Powitanie
Podejrzany smog
Iwona Konarska
Żyjemy w czasach takiego natężenia informacji, że dopiero czerwony smogowy alarm przebił się na pierwsze strony gazet. A przecież pamiętam, jak w poprzednich latach lekarze zapraszani do telewizji bardzo dokładnie i uczenie mówili, czym grozi zanieczyszczenie powietrza. No, ale wtedy nie było u nas gorzej niż w Pekinie. Poza tym temat jakoś nie chwycił. Powietrze, jakie jest, każdy czuł, a naukowe argumenty kojarzyły się z podręcznikiem, nie ze zdrowiem realnej osoby. Wszelkie niepokojące doniesienia interpretowano też jako ataki na biedny lud, który musi palić, czym popadnie. Najpierw komornik, potem „policja smogowa”. Porównywalne represje.
Teraz, kiedy już się dusimy, temat poszybował na czołówki gazet. A że jesteśmy mistrzami spraw ostatecznych, żeby pomóc mieszkańcom najbardziej zagrożonych miast pozamykano w nich szkoły i przedszkola (no, ale firm nie pozamykano, więc rodzice na pewno to docenili), wprowadzono też bezpłatną komunikację miejską (choć wiadomo, że proporcjonalnie to nie ona najbardziej truje np. w Rybniku).
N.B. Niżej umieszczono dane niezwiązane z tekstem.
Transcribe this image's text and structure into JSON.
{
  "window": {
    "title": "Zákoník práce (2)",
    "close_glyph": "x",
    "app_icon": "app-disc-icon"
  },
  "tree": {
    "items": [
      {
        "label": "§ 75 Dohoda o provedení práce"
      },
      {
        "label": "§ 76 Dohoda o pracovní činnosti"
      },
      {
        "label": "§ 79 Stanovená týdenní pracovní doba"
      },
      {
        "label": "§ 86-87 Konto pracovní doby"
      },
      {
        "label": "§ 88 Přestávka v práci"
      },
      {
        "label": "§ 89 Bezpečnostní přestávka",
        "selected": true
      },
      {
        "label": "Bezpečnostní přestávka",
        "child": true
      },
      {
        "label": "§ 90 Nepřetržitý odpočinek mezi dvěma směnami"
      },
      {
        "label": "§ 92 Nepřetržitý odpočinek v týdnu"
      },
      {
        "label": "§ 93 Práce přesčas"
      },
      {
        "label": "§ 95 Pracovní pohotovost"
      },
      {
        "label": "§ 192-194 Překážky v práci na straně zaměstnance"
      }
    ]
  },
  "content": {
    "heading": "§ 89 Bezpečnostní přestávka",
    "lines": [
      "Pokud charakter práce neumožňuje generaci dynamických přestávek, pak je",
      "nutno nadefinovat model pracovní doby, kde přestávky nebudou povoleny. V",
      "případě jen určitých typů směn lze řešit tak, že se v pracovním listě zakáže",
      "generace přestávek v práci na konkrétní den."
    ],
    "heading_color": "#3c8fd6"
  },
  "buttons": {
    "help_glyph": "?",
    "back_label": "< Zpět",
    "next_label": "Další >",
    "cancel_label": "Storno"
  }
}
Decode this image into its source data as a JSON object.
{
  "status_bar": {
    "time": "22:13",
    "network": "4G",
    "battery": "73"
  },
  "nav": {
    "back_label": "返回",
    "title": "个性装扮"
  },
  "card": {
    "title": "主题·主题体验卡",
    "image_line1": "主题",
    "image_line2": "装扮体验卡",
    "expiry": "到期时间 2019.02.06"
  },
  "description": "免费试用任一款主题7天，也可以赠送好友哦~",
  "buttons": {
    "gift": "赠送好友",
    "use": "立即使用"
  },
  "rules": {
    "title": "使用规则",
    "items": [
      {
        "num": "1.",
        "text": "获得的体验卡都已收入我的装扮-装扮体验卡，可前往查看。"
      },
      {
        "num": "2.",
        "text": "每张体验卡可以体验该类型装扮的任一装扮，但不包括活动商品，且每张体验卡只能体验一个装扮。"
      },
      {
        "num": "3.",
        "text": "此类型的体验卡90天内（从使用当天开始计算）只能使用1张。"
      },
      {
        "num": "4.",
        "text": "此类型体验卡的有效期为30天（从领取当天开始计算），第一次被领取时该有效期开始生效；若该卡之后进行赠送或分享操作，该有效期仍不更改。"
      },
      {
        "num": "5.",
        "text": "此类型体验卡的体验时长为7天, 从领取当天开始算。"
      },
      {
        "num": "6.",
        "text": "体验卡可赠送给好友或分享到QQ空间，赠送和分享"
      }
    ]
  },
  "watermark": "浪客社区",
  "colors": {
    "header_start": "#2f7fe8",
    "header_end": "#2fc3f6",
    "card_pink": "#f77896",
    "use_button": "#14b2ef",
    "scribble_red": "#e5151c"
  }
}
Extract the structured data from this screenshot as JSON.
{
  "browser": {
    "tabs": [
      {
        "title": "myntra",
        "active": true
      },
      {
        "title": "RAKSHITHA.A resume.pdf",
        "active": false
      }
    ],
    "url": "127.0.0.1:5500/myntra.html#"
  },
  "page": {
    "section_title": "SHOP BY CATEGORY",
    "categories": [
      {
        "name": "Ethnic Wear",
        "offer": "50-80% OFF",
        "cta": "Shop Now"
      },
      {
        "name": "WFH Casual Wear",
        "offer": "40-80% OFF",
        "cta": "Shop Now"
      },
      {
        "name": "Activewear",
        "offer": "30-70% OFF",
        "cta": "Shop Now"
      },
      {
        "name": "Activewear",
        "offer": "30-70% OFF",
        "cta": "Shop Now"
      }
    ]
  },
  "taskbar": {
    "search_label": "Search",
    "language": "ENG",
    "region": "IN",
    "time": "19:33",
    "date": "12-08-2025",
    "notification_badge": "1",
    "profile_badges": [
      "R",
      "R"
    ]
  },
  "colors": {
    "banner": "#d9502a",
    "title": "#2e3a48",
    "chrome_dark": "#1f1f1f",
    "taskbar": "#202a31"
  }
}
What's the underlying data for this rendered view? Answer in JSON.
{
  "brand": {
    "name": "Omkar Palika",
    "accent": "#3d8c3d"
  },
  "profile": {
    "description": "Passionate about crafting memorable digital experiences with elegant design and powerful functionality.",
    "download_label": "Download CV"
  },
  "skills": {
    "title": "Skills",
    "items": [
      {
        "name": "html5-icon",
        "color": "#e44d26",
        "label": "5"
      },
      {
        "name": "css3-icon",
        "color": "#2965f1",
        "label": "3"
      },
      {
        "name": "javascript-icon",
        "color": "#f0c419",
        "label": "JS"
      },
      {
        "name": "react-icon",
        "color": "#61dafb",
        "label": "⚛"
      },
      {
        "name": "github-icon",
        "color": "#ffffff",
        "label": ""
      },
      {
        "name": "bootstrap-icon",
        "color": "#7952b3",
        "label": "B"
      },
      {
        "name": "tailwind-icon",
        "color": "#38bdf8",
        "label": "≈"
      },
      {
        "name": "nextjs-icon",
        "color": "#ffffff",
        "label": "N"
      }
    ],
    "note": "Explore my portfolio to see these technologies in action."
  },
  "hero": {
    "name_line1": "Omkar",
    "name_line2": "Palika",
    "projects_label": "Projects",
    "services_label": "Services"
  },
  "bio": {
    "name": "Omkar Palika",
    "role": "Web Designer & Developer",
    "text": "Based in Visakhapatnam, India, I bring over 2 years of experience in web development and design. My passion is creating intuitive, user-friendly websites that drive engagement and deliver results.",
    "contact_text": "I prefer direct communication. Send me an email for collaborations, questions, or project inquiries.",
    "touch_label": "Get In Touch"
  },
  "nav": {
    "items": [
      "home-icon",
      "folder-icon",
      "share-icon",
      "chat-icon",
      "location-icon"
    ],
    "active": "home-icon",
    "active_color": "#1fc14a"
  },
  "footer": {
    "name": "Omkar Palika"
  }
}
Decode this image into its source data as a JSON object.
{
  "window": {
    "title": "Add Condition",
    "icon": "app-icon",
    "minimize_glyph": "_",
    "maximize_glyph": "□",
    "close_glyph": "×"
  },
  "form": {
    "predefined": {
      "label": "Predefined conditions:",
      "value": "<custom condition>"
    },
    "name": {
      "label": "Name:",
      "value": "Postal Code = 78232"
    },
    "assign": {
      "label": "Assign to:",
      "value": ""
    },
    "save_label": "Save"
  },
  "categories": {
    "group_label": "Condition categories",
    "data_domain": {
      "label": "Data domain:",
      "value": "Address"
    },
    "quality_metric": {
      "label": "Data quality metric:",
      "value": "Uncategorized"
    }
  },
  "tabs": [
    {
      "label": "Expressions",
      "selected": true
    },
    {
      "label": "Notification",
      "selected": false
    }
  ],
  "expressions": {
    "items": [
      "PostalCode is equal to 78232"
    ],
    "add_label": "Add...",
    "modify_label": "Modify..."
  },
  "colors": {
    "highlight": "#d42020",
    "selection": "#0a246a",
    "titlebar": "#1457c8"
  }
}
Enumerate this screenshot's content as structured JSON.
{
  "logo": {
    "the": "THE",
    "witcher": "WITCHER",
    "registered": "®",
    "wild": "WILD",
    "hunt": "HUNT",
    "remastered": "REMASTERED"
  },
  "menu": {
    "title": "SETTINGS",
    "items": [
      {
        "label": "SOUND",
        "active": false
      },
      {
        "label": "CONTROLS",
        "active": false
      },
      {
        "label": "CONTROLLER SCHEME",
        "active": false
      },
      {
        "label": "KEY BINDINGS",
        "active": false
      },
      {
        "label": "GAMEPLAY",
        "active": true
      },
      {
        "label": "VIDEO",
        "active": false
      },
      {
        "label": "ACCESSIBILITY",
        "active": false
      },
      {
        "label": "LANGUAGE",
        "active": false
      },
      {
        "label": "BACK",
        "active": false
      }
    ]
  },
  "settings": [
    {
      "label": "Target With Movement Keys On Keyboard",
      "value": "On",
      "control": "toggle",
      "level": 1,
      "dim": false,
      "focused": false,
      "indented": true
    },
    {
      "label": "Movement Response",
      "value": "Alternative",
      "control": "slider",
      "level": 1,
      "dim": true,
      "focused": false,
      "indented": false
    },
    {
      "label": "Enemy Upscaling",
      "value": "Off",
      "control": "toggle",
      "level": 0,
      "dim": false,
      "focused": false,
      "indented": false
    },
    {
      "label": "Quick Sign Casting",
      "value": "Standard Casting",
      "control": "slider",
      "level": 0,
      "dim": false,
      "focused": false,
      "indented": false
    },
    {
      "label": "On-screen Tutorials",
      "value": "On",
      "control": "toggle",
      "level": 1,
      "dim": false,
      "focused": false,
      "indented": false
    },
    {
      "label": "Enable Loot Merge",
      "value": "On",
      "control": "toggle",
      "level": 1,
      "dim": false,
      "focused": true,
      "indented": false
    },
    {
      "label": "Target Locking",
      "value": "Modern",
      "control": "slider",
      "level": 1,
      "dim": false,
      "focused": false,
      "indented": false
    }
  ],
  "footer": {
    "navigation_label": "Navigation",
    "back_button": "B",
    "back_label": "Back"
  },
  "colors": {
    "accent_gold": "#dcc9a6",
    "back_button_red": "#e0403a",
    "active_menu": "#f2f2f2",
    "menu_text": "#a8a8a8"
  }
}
W maseczkę ubrano tylko warszawską Syrenkę. O konieczności ich noszenia w kryzysowych sytuacjach informacje są szczątkowe, bo to jednak jest jakieś wschodnie dziwactwo, a i jeszcze ktoś by na tym zarobił. Choć mamy normy bardzo liberalne – to, co u nas świeci na żółto, w innym państwie pulsowałoby na czerwono.
Popularna jest również teoria, że to temat zastępczy, mający odwrócić naszą uwagę od przejazdu wojsk amerykańskich…
Albo robota wroga zza miedzy – to głównie teorie burmistrzów miejscowości uzdrowiskowych, w których smog dusi.
Ciekawa jestem, jak potoczy się nasz alarm smogowy.
Czy przestanie istnieć, bo wiatr go rozwieje?
Czy będzie wracał jak dotychczas, jako temat, ale tylko w stanach alarmowych?
A może uchwalimy ustawę antysmogową?
W „The Crown” sugestywnie pokazano, co smog zrobił z Londynem w 1952 roku. Tam też zamiast działania długo było niedowierzanie i snucie teorii spiskowych. Ale po kilku latach uchwalono ustawę o czystym powietrzu. Czy tak będzie u nas? Mocno wątpię.